Room: 9 West 3.02
Tel: +44 (0) 1225 386349
Interested in supervising students studying:
- Molecular simulation of adsorption and diffusion
- Adsorption applications
- Characterisation and design of porous solids
Professor Tina Düren
Dipl-Ing, PhD, AMChemE
Professor Tina Düren received her undergraduate degree and PhD in Chemical Engineering from Hamburg University of Technology, Germany. After spending two years as a postdoctoral researcher at Northwestern University, Evanston, USA, she joined the University of Edinburgh as a lecturer in Chemical Engineering in 2004 before joining the University of Bath as a professor in Chemical Engineering in 2014.
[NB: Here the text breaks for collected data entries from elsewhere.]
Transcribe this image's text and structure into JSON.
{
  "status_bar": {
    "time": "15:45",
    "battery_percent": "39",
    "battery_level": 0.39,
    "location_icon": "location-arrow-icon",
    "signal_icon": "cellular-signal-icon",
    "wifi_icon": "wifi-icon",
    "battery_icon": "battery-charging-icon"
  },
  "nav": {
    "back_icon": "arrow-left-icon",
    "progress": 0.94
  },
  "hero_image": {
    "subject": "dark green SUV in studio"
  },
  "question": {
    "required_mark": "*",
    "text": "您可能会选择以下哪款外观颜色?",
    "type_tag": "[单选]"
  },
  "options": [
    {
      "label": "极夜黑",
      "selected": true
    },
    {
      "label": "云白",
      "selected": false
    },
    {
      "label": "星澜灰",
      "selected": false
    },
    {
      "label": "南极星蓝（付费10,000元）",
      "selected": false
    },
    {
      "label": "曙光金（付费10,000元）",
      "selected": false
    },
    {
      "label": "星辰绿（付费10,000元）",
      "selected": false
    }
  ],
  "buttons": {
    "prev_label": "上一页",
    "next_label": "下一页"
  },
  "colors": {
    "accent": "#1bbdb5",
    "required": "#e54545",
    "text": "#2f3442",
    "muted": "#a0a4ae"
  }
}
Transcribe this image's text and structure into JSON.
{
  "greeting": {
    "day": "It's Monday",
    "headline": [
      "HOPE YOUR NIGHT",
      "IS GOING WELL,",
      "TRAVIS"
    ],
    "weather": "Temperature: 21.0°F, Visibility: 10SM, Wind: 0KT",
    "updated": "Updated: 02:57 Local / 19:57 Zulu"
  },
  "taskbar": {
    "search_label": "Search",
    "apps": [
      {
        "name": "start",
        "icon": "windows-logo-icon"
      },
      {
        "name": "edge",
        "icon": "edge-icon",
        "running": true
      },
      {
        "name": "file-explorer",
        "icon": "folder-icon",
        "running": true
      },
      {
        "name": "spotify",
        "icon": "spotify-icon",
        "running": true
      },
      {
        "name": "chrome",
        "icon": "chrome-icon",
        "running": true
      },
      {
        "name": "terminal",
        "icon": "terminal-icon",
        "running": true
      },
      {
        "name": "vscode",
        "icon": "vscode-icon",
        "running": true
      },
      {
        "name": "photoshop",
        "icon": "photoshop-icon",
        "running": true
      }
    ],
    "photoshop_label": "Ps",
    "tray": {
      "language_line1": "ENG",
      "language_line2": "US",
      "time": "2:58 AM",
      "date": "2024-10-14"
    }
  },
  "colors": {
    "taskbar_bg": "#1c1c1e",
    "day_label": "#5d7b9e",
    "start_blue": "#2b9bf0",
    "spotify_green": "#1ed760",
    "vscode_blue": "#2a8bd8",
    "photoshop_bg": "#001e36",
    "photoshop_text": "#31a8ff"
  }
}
In her research, Tina uses molecular simulation techniques to design innovative porous materials with properties tailored for specific adsorption applications. She is looking at a wide range of applications from carbon capture and hydrogen purification to liquid phase adsorption, nanomedicine and heterogeneous catalysis. Reflecting the interdisciplinary nature of the research, collaborations with researchers across the world with a wide variety of expertise ranging from material chemists synthesising porous materials to engineers interested in their applications, play an important role.
Molecular simulation allows gaining molecular-level insight into adsorption and diffusion phenomena in nanoporous solids such as metal-organic frameworks (MOFs), zeolites and mesoporous oxides. Using molecular simulation, macroscopic adsorption properties such as the uptake of a gas or the mixture selectivity (a measure of how well a solid discriminates between different components in a mixture) can be predicted.
More importantly, the simulations yield a detailed picture on the molecular scale, which is not easily accessible with experimental methods but allows understanding the fundamentals and assessing which molecular-level properties are responsible for the performance of a porous solid. This insight is invaluable for finding promising materials for a particular application and ultimately can help to develop better materials. Molecular simulation also works hand-in-hand with experiments to characterise porous materials and to understand what is observed experimentally.
Recent work includes integrating molecular simulation results in process simulation tools to assess e.g. the suitability of MOFs for hydrogen purification, developing methods to accurately describe adsorption on open metal sites which can be exploited for carbon capture or the storage and release of biologically active molecules such as NO, and the description of adsorption induced flexibility. Tina is also interested in different aspects of modelling synthesis and self-assembly processes of porous solids.